Here are three of the things we recommend you take with a pinch of salt (the last one is our favourite).

Thing 1: GDP as reported in the news

You might have heard news stories about Britain’s GDP or economic output rising or falling, and be tempted to draw conclusions about how it affects the stock market.

It doesn’t! There is no correlation.

Anyway, by the time world economic news reaches you via the media, the markets already know about it and have made whatever adjustments they are going to make.

Don’t just take our word for it.

Dimensional Fund Advisers Ltd did a study of equity returns compared with economic growth in developed markets (1975-2014) and emerging markets (1995-2014). Here’s their conclusion, as published in August 2016

The relation between economic growth and returns in the historical data has been shown to be weak…The evidence suggests that differences in GDP growth contain little information about differences in stock returns in the same year and over the subsequent year. This means that it is difficult for investors to earn excess returns by relying on estimates of current or future GDP growth.

If you’d like to read the full report, please let us know.

Thing 2: What so-called pundits say

The media is swamped with experts whose job it is to comment on the recent past and foretell the future. You might get the impressions that you are receiving privileged insights.

But you’re not.

Forecasts are just someone’s opinion. They’re only human. It’s OK to ignore their advice.

For a study published in 2005, Philip Tetlock of the University of Pennsylvania gathered over 80,000 predictions from 284 ‘expert commentators’. After 20 years, Tetlock found that they performed ‘worse than dart-throwing monkeys’. His conclusion was that people develop an enhanced illusion of their skill and become over-confident, and wrote:

“The more famous the forecaster, the more flamboyant their forecasts.”

They fail, because the world is essentially unpredictable. As Daniel Kahneman writes in his book Thinking Fast and Slow:

“Everything makes sense in hindsight…The illusion that we understand the past fosters overconfidence in our ability to predict the future.”

He notes that few stock pickers manage to beat the market consistently:

“The evidence from more than 50 years shows that the selection of stock is more like rolling dice than playing poker.”

Research by Terry Odean and Brad Barber at UC Berkeley found that individuals tend to buy stocks that are in the news, then sell ‘winners’ and hold on to ‘losers’. What’s more, they found the most active traders achieved the worst results, and those that traded the least achieved the best results.
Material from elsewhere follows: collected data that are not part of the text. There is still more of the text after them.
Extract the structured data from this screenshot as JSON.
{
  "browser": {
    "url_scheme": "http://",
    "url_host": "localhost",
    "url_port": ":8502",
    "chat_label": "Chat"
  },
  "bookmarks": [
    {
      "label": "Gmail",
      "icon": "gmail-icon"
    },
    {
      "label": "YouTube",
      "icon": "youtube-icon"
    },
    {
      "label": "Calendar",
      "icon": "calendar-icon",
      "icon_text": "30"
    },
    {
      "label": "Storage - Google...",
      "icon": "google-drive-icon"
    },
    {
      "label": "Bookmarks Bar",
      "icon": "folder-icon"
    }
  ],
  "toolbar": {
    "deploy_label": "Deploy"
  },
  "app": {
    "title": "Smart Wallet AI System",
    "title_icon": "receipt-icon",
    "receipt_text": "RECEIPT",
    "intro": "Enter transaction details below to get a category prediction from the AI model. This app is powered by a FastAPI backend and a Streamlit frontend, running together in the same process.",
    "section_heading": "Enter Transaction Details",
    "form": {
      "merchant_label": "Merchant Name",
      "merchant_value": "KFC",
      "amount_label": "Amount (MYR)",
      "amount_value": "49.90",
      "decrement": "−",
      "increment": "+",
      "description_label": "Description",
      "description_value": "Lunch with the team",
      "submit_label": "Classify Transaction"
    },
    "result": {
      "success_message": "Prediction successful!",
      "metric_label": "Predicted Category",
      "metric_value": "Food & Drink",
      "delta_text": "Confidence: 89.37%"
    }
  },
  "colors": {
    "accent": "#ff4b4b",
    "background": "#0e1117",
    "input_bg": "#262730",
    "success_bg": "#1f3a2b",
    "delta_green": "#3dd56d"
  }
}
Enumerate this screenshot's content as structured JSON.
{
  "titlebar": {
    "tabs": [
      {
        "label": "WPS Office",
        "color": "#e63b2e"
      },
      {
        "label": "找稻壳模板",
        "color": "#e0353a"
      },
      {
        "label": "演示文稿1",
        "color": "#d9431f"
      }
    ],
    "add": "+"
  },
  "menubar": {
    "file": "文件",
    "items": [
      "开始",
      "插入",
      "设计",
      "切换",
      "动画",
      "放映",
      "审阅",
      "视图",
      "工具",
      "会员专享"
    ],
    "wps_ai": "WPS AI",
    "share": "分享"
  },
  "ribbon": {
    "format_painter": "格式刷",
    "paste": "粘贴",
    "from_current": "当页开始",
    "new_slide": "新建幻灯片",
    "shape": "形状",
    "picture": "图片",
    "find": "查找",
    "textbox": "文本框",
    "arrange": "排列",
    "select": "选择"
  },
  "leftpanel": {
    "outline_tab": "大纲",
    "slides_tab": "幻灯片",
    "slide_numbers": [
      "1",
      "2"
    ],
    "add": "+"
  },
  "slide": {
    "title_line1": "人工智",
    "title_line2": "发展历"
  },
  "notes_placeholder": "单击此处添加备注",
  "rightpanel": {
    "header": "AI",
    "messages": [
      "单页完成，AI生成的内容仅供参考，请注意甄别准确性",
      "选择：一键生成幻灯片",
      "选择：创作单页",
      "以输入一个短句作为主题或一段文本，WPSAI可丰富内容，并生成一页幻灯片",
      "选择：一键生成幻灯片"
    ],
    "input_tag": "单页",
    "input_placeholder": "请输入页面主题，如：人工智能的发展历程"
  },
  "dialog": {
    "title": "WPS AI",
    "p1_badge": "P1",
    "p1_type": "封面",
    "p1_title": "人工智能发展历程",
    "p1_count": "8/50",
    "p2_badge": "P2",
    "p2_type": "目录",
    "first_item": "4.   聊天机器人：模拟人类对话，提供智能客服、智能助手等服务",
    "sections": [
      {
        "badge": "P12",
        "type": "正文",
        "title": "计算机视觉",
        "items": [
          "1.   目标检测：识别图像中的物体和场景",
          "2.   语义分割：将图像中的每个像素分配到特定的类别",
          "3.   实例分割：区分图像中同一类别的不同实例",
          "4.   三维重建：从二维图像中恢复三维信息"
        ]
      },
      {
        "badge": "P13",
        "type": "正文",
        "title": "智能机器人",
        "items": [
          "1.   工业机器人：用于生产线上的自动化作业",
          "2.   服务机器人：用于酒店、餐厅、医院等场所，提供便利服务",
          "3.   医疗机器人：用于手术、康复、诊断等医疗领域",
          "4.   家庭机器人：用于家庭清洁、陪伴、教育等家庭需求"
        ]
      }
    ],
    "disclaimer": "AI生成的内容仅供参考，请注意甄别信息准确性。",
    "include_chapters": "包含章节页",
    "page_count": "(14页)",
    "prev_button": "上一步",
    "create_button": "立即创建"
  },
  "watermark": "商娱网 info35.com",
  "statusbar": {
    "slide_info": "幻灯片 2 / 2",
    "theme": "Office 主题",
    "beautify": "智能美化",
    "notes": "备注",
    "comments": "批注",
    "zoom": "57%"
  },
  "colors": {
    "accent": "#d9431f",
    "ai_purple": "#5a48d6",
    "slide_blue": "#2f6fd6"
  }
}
When you think about it, billions of shares are traded every day. Millions of buyers and sellers have access to the same factual information, but make decisions based on their differing opinions – buyers think the price will rise, while sellers think the price will drop.

Thing 3: Salted caramel chocolate

Who would have thought that caramel would be enhanced by a pinch of salt? But salted caramel is our new favourite thing. We particularly like the award-winning chocolates by Paul A Young, available from his Soho shop and online.

Sweet!

According to Kahneman, the illusion of skill is not only an individual aberration, it is deeply engrained in the industry.

We buck that trend.

As you know by now, Tucana’s advice is not based on subjective opinion that has a personal bias, but on objective fact. So, when we make investment recommendations for you, don’t be swayed by news stories or punditry. Sit down, eat some chocolate, and stick to the plan.